Photo by cottonbro studio: https://www.pexels.com/photo/man-kissing-a-gypsum-head-3693078/

Durch Zufall heute auf den Youtube-Channel von David Tielke aufmerksam geworden.
Und nach 2 Videos auf seinem Kanal schlug mir Youtube seine Keynote von der DWX23 vor. Titel: "Der Faktor Mensch in der Softwareentwicklung"

Ist eine Stunde, die aber wirklich unterhaltsam und lehrreich ist.
Und seine Aussagen mehr auf seine Kollegen zu achten bzgl. Work-Life-Balance, Burnout, Depression und im Leben (privat wie beruflich) nicht nur die IT zu haben. Die kann ich voll und ganz unterschreiben.

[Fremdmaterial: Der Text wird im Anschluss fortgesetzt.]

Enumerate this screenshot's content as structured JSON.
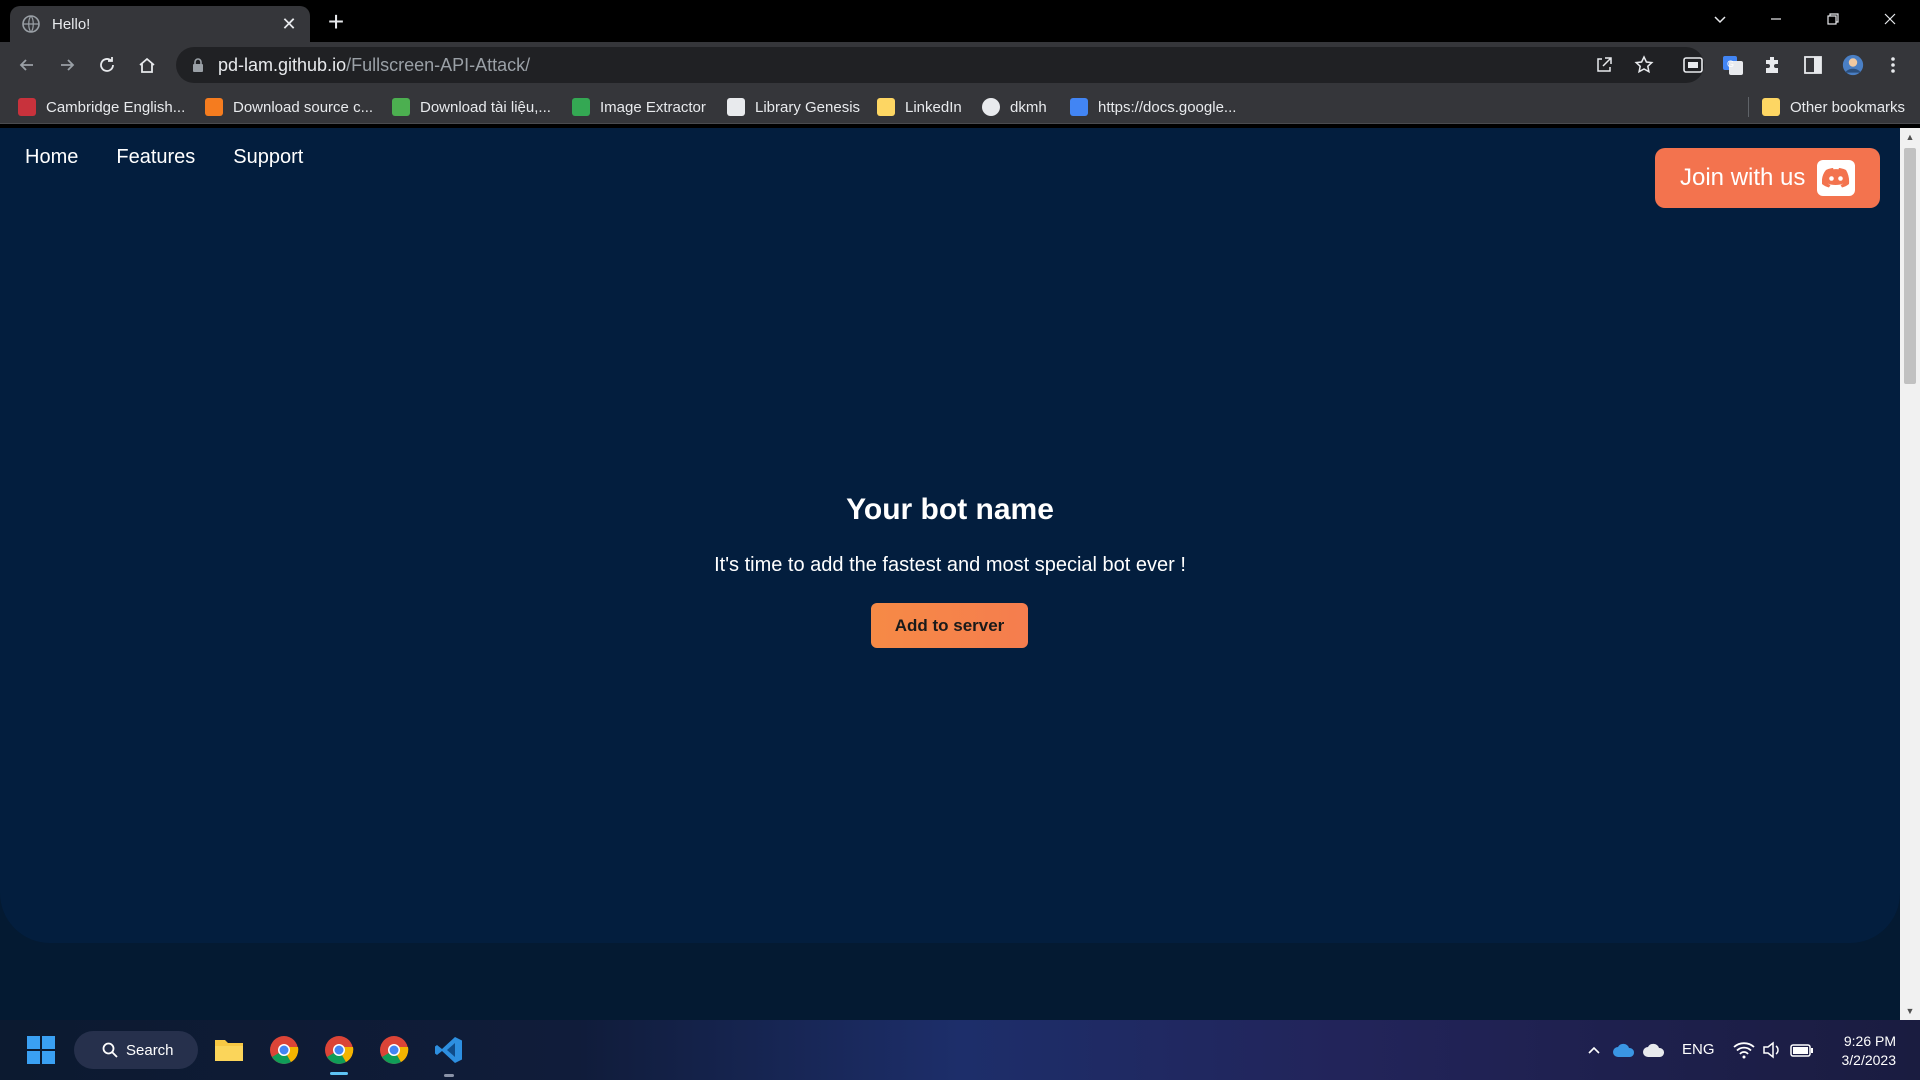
{
  "browser": {
    "tab_title": "Hello!",
    "url_host": "pd-lam.github.io",
    "url_path": "/Fullscreen-API-Attack/",
    "bookmarks": [
      {
        "label": "Cambridge English...",
        "icon_color": "#c8323c"
      },
      {
        "label": "Download source c...",
        "icon_color": "#f57c1f"
      },
      {
        "label": "Download tài liệu,...",
        "icon_color": "#4caf50"
      },
      {
        "label": "Image Extractor",
        "icon_color": "#34a853"
      },
      {
        "label": "Library Genesis",
        "icon_color": "#e8eaed"
      },
      {
        "label": "LinkedIn",
        "icon_color": "#fdd663"
      },
      {
        "label": "dkmh",
        "icon_color": "#e8eaed"
      },
      {
        "label": "https://docs.google...",
        "icon_color": "#4285f4"
      }
    ],
    "other_bookmarks": "Other bookmarks"
  },
  "page": {
    "nav": [
      "Home",
      "Features",
      "Support"
    ],
    "join_label": "Join with us",
    "title": "Your bot name",
    "subtitle": "It's time to add the fastest and most special bot ever !",
    "cta_label": "Add to server",
    "colors": {
      "background": "#031e3e",
      "accent": "#f3734e"
    }
  },
  "taskbar": {
    "search_label": "Search",
    "language": "ENG",
    "time": "9:26 PM",
    "date": "3/2/2023"
  }
}
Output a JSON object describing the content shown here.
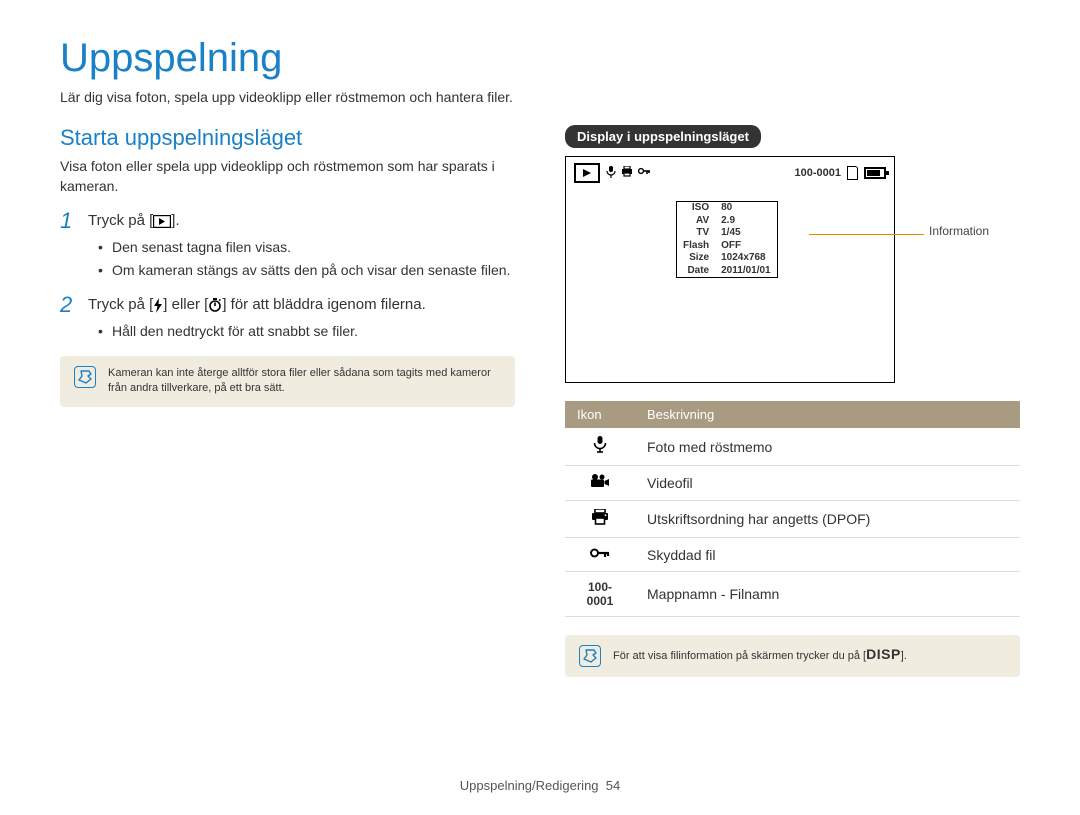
{
  "page_title": "Uppspelning",
  "intro_text": "Lär dig visa foton, spela upp videoklipp eller röstmemon och hantera filer.",
  "left": {
    "heading": "Starta uppspelningsläget",
    "paragraph": "Visa foton eller spela upp videoklipp och röstmemon som har sparats i kameran.",
    "step1_pre": "Tryck på [",
    "step1_post": "].",
    "step1_bullets": [
      "Den senast tagna filen visas.",
      "Om kameran stängs av sätts den på och visar den senaste filen."
    ],
    "step2_pre": "Tryck på [",
    "step2_mid": "] eller [",
    "step2_post": "] för att bläddra igenom filerna.",
    "step2_bullets": [
      "Håll den nedtryckt för att snabbt se filer."
    ],
    "note": "Kameran kan inte återge alltför stora filer eller sådana som tagits med kameror från andra tillverkare, på ett bra sätt."
  },
  "right": {
    "pill": "Display i uppspelningsläget",
    "display": {
      "file_index": "100-0001",
      "info": {
        "labels": [
          "ISO",
          "AV",
          "TV",
          "Flash",
          "Size",
          "Date"
        ],
        "values": [
          "80",
          "2.9",
          "1/45",
          "OFF",
          "1024x768",
          "2011/01/01"
        ]
      }
    },
    "callout": "Information",
    "table": {
      "head_icon": "Ikon",
      "head_desc": "Beskrivning",
      "rows": [
        {
          "icon": "microphone-icon",
          "desc": "Foto med röstmemo"
        },
        {
          "icon": "movie-camera-icon",
          "desc": "Videofil"
        },
        {
          "icon": "printer-icon",
          "desc": "Utskriftsordning har angetts (DPOF)"
        },
        {
          "icon": "key-icon",
          "desc": "Skyddad fil"
        },
        {
          "icon": "file-index",
          "desc": "Mappnamn - Filnamn"
        }
      ],
      "file_index_label": "100-0001"
    },
    "note_pre": "För att visa filinformation på skärmen trycker du på [",
    "note_key": "DISP",
    "note_post": "]."
  },
  "footer": {
    "section": "Uppspelning/Redigering",
    "page_number": "54"
  }
}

Ich war 2x für mehrere Monate aufgrund von Depressionen in der Tagesklinik, zwar wegen bis dato nicht diagnostiziertem Aufmerksamkeits-Defizit-Syndrom (da ist Depression das häufigste Symptom bei Erwachsenen) und nicht wegen Überarbeitung etc.
Dennoch habe ich aufgrund dessen Dinge in meinem Leben geändert. Mir Hobbies und Freunde abseits der IT gesucht.

Und gerade weil ich damit so gute Erfahrungen gemacht habe, bin ich damit so offen & auch offensiv. Depression, Burnout, etc. sind keine lebenslangen Stigmata. Mit der richtigen Hilfe und etwas Umstellung lässt sich das meistens sehr gut in den Griff bekommen. (Klar, jeder Fall ist anders & individuell.) Aber ich sehe eine psychische Erkrankung nicht als K.O.-Kriterium für eine Karriere oder gar als Charakterschwäche. Menschen die so denken wünsche ich, wirklich(!), von ganzem Herzen das sie niemals selbst in so eine Situation geraten. Denn die Kraft die man aufbringen muss, während man selbst am Boden liegt, es sich anfühlt als ob die Welt auf einen einprügelt und man dann noch Zirkuskunststückchen vollführen darf... Nur um mal irgendwann nach etlichen Wochen oder Monaten einen Termin bei einem/-r Psychologen/-therapeuten zu bekommen..
Diese Kraft traue ich auch manchem gesunden Menschen nicht zu.

Also: Passt auf euch auf. Kein Job ist wichtiger als euer Leben. Egal wie geil euer Arbeitgeber ist.